Doch es sind auch neue Gestalten am Niederrhein unterwegs, wenn auch nach dem alten Schema des Heimatromans: Erst die Idylle, dann der Mord, und nach den Ermittlungen ist alles wieder gut. Da ist Christiane Wünsches Apothekerin Ella Berger, die, als sie zum Malen an die Kaarster Windmühle fährt, einen erdrosselten Jungen auffindet. Und Lotte Mincks Loretta Luchs, die sich ‒ eine nette Idee ‒ ihr Geld mit Telefonsex verdient, ihren untreuen Freund verlässt und in der Ruhrpott-Laubenkolonie (ja, auch der Ruhrpott zählt zumindest teilweise zum Niederrhein), in der sie unterkriecht, auf diverse Männerleichen und mehr oder weniger zufällig auf die Mörder stößt, nachdem sie auch kurzfristig selbst unter Verdacht gerät.
Mincks „Radieschen von unten“ sind nichts für Freunde harter Krimis, doch wer Heiteres zum Thema Machos und wie man sie sich vom Hals schafft sucht, liegt bei dem Buch richtig. Manchmal spürt man, dass Minck nicht die Routine der beiden Trupps vom unteren Niederrhein hat. Sprachlich schießt sie mit ihren saloppen Sprüchen gelegentlich über das Ziel hinaus und kommt dann eher abgedroschen als witzig daher. Die Spießigkeit der Laubenkolonie irgendwo im Ruhrgebiet zeichnet sie jedoch sehr treffend.
Auch Christiane Wünsche fehlt noch der letzte Schliff. Ihre Apotheken-Ella spürt in „Mühlenschweigen“ dem Kindsmörder nach, weil sie die Leiche gefunden hat – kein sonderlich schlüssiger Grund, um das eigene Leben aufs Spiel zu setzen. Wenn Minck manchmal zu übertrieben frech formuliert, wird Wünsche gelegentlich zu getragen und verbreitet durchgängig Grabesstimmung: Ein Quäntchen Humor hätte dem Roman gutgetan. Auch wenn es Tote hagelt – das Leben ist nicht nur schrecklich. Umso interessanter aber ist das Thema: Die Bürger wehren sich dagegen, dass sich ein Kinderschänder, der seine Strafe abgesessen hat, in der Stadt niederlässt. Und für all die ehrbaren Leute steht auch gleich fest, dass nur er der Kindermörder gewesen sein kann. Obendrein geht es um das Mobbing von Migranten-Kindern und den Dünkel der sogenannten gutbürgerlichen Schicht. Zielsicher lotst Wünsche durch die Stadt, und die Kaarster können nun endlich auch auf einen Regiokrimi verweisen. Auch wenn der sie nicht von ihrer besten Seite zeigt.
Eva Karnofsky
Thomas Hesse/Renate Wirth: Die Spinne.
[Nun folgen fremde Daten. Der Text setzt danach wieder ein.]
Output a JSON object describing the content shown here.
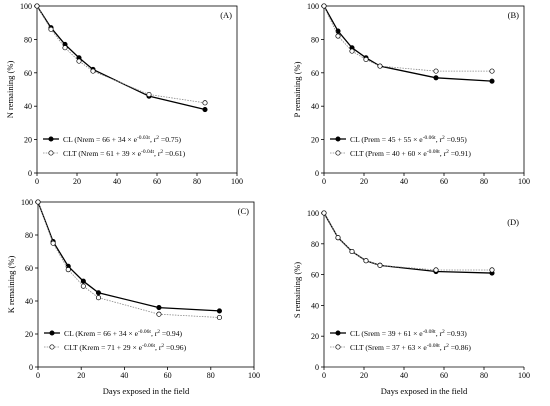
{
  "chart_data": [
    {
      "type": "line",
      "panel_label": "(A)",
      "ylabel": "N remaining (%)",
      "xlabel": "",
      "xlim": [
        0,
        100
      ],
      "ylim": [
        0,
        100
      ],
      "xticks": [
        "0",
        "20",
        "40",
        "60",
        "80",
        "100"
      ],
      "yticks": [
        "0",
        "20",
        "40",
        "60",
        "80",
        "100"
      ],
      "legend_position": "bottom-left",
      "series": [
        {
          "name": "CL",
          "legend_parts": [
            "CL (Nrem = 66 + 34 × e",
            "-0.03t",
            ", r",
            "2",
            " =0.75)"
          ],
          "marker": "filled",
          "x": [
            0,
            7,
            14,
            21,
            28,
            56,
            84
          ],
          "y": [
            100,
            87,
            77,
            69,
            62,
            46,
            38
          ]
        },
        {
          "name": "CLT",
          "legend_parts": [
            "CLT (Nrem = 61 + 39 × e",
            "-0.04t",
            ", r",
            "2",
            " =0.61)"
          ],
          "marker": "open",
          "x": [
            0,
            7,
            14,
            21,
            28,
            56,
            84
          ],
          "y": [
            100,
            86,
            75,
            67,
            61,
            47,
            42
          ]
        }
      ]
    },
    {
      "type": "line",
      "panel_label": "(B)",
      "ylabel": "P remaining (%)",
      "xlabel": "",
      "xlim": [
        0,
        100
      ],
      "ylim": [
        0,
        100
      ],
      "xticks": [
        "0",
        "20",
        "40",
        "60",
        "80",
        "100"
      ],
      "yticks": [
        "0",
        "20",
        "40",
        "60",
        "80",
        "100"
      ],
      "legend_position": "bottom-left",
      "series": [
        {
          "name": "CL",
          "legend_parts": [
            "CL (Prem = 45 + 55 × e",
            "-0.06t",
            ", r",
            "2",
            " =0.95)"
          ],
          "marker": "filled",
          "x": [
            0,
            7,
            14,
            21,
            28,
            56,
            84
          ],
          "y": [
            100,
            85,
            75,
            69,
            64,
            57,
            55
          ]
        },
        {
          "name": "CLT",
          "legend_parts": [
            "CLT (Prem = 40 + 60 × e",
            "-0.08t",
            ", r",
            "2",
            " =0.91)"
          ],
          "marker": "open",
          "x": [
            0,
            7,
            14,
            21,
            28,
            56,
            84
          ],
          "y": [
            100,
            82,
            73,
            68,
            64,
            61,
            61
          ]
        }
      ]
    },
    {
      "type": "line",
      "panel_label": "(C)",
      "ylabel": "K remaining (%)",
      "xlabel": "Days exposed in the field",
      "xlim": [
        0,
        100
      ],
      "ylim": [
        0,
        100
      ],
      "xticks": [
        "0",
        "20",
        "40",
        "60",
        "80",
        "100"
      ],
      "yticks": [
        "0",
        "20",
        "40",
        "60",
        "80",
        "100"
      ],
      "legend_position": "bottom-left",
      "series": [
        {
          "name": "CL",
          "legend_parts": [
            "CL (Krem = 66 + 34 × e",
            "-0.06t",
            ", r",
            "2",
            " =0.94)"
          ],
          "marker": "filled",
          "x": [
            0,
            7,
            14,
            21,
            28,
            56,
            84
          ],
          "y": [
            100,
            76,
            61,
            52,
            45,
            36,
            34
          ]
        },
        {
          "name": "CLT",
          "legend_parts": [
            "CLT (Krem = 71 + 29 × e",
            "-0.06t",
            ", r",
            "2",
            " =0.96)"
          ],
          "marker": "open",
          "x": [
            0,
            7,
            14,
            21,
            28,
            56,
            84
          ],
          "y": [
            100,
            75,
            59,
            49,
            42,
            32,
            30
          ]
        }
      ]
    },
    {
      "type": "line",
      "panel_label": "(D)",
      "ylabel": "S remaining (%)",
      "xlabel": "Days exposed in the field",
      "xlim": [
        0,
        100
      ],
      "ylim": [
        0,
        100
      ],
      "xticks": [
        "0",
        "20",
        "40",
        "60",
        "80",
        "100"
      ],
      "yticks": [
        "0",
        "20",
        "40",
        "60",
        "80",
        "100"
      ],
      "legend_position": "bottom-left",
      "series": [
        {
          "name": "CL",
          "legend_parts": [
            "CL (Srem = 39 + 61 × e",
            "-0.08t",
            ", r",
            "2",
            " =0.93)"
          ],
          "marker": "filled",
          "x": [
            0,
            7,
            14,
            21,
            28,
            56,
            84
          ],
          "y": [
            100,
            84,
            75,
            69,
            66,
            62,
            61
          ]
        },
        {
          "name": "CLT",
          "legend_parts": [
            "CLT (Srem = 37 + 63 × e",
            "-0.08t",
            ", r",
            "2",
            " =0.86)"
          ],
          "marker": "open",
          "x": [
            0,
            7,
            14,
            21,
            28,
            56,
            84
          ],
          "y": [
            100,
            84,
            75,
            69,
            66,
            63,
            63
          ]
        }
      ]
    }
  ]
}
Niederrhein Krimi. Köln: Emons Verlag 2013. 315 Seiten. 10,90 Euro. Verlagsinformationen zu Buch und Autoren.
Hiltrud Leenders/Michael Bay/Artur Leenders: Spießgesellen. Reinbek bei Hamburg: Rowohlt Taschenbuch Verlag 2013. 223 Seiten 9,99 Euro. Verlagsinformationen zu Buch und Autoren.
Lotte Minck: Radieschen von unten. Eine Ruhrpott-Komödie. Düsseldorf: Droste Verlag 2013. 255 Seiten. 10,00 Euro. Verlagsinformationen zum Buch.
Christiane Wünsche: Mühlenschweigen. Niederrhein Krimi. Köln: Emons Verlag 2013. 240 Seiten. 9,90 Euro. Verlagsinformationen zu Buch und Autorin.